You could sum up much of the French director François Ozon’s work as being about young people discovering sex and portraying it frankly. So it is not surprising if a capsule description of an Ozon film makes it sound titillating and exploitive. Swimming Pool, his most seen work in the U.S., told the story of a lush adolescent spending the summer by a backyard pool. This sounds, and, up to a point, is, prurient. But Ozon is a master of suspense, not of danger as it approaches, but of what he is really getting at. For all the skin in the game of Swimming Pool, it turned out to be a smart little movie about the literary imagination and the social construction of attractiveness. It was, in effect, a thematic thriller.
His current work chronicles the life of a gorgeous teenager who moonlights as a call girl. The promoters of YOUNG AND BEAUTIFUL make sure you know this, and Ozon is aware that it is effective as cinema to start off by giving you just enough of what you expect to draw you in. It opens with the teen described in the title being observed on the beach through a pair of binoculars; the filmgoer as voyeur; the woman as object. Then the twists start coming – but with a difference. They sometimes arise from surprising things that happen in the story, but have less to do with plot than with psychology. A motivation is revealed, or someone realizes something about herself, or about someone else, or retreats into his thoughts, or expresses herself honestly. The milieu remains what it has been but the mood changes radically. The plot point that caused the change might have been a familiar one (we have seen it before in one film or another): it is the upshot that is surprising.

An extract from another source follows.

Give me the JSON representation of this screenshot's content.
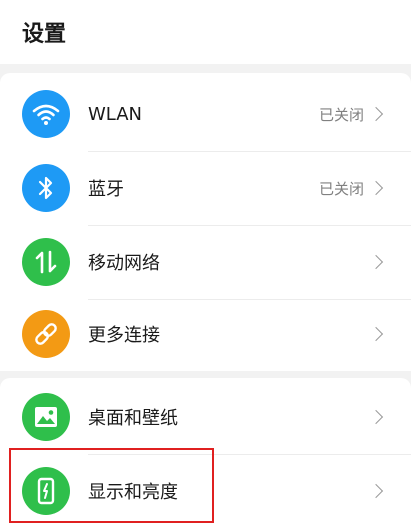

YOUNG AND BEAUTIFUL fits the French film tradition of sex as economic transaction, with prostitution as the essential capitalist act (start with Godard and go from there), but Ozon knows that this most intimate and biological of human activities resists a too reductive analysis. YOUNG AND BEAUTIFUL doesn’t ignore economics; the call girl’s proceeds are stored in her bedroom closet; and defiantly guarded as hers; but it is clear by the end that the cash is more symbolic than functional. Marine Vacth is exquisite as Isabelle, the young woman described in the title, not only physically (Ozon’s twists do not, this time, challenge us in that respect) but for the subtlety with which she conveys both thought and action. The why of Isabelle’s motivations resists straightforward explication, to her as much as to us. Vacth gives the final scenes of YOUNG AND BEAUTIFUL an astonishing psychological complexity, and the end arrives like eyes abruptly opening on a strange place at the end of sleep.